A 23-year-old tribal woman has been walking a path that most in her community don’t even talk about. Her family too frowns upon her, but Pano Hembrom continues to educate teenagers in her village about practicing safe sex and how to plan a family.
“I know suffering. I have seen the poor suffer up close. And government officers neglect the poor even in programmes designed for their welfare,” she says.
Pano is a dedicated resource member of the Youth Access to Reproductive Health Services (YARS) and spends much of her time teaching. She recently cleared her matriculation exam with help from Tata Steel’s ‘Family Initiatives Foundation’.
Pano had stopped going to school after her father, a railway employee had a paralysis attack. Her mother, too, a daily wage earner, couldn’t work any more after her health started deteriorating.

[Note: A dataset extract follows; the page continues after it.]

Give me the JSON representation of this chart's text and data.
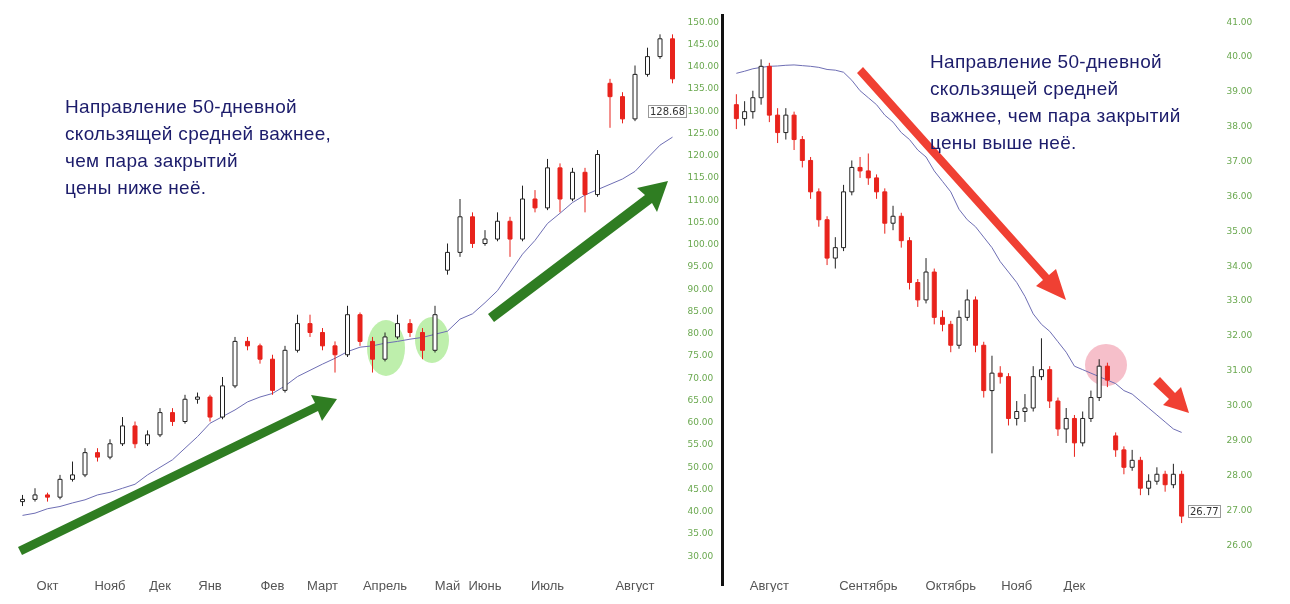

“I have to look after my family and my people. I had to abandon the idea of continuing with my studies at an early age. But thanks to the Tata Foundation, I have taken my matriculation examinations. Education is very important as it will equip me to serve better,” she says.
Pano has helped transform her closed community and today, opportunities like government development work contracts come their way, something unimaginable even five years ago. Once, she staged a protest that led to a re-survey of below poverty line (BPL) villagers so they could be issued fresh cards.
All this has turned Pano into an icon for her community’s youngsters. The Tata Steel Foundation that is associated with YARS conferred the status of a ‘peer educator’ upon her.
“My only mission is to arm the members of my society with the latest information on health-related issues.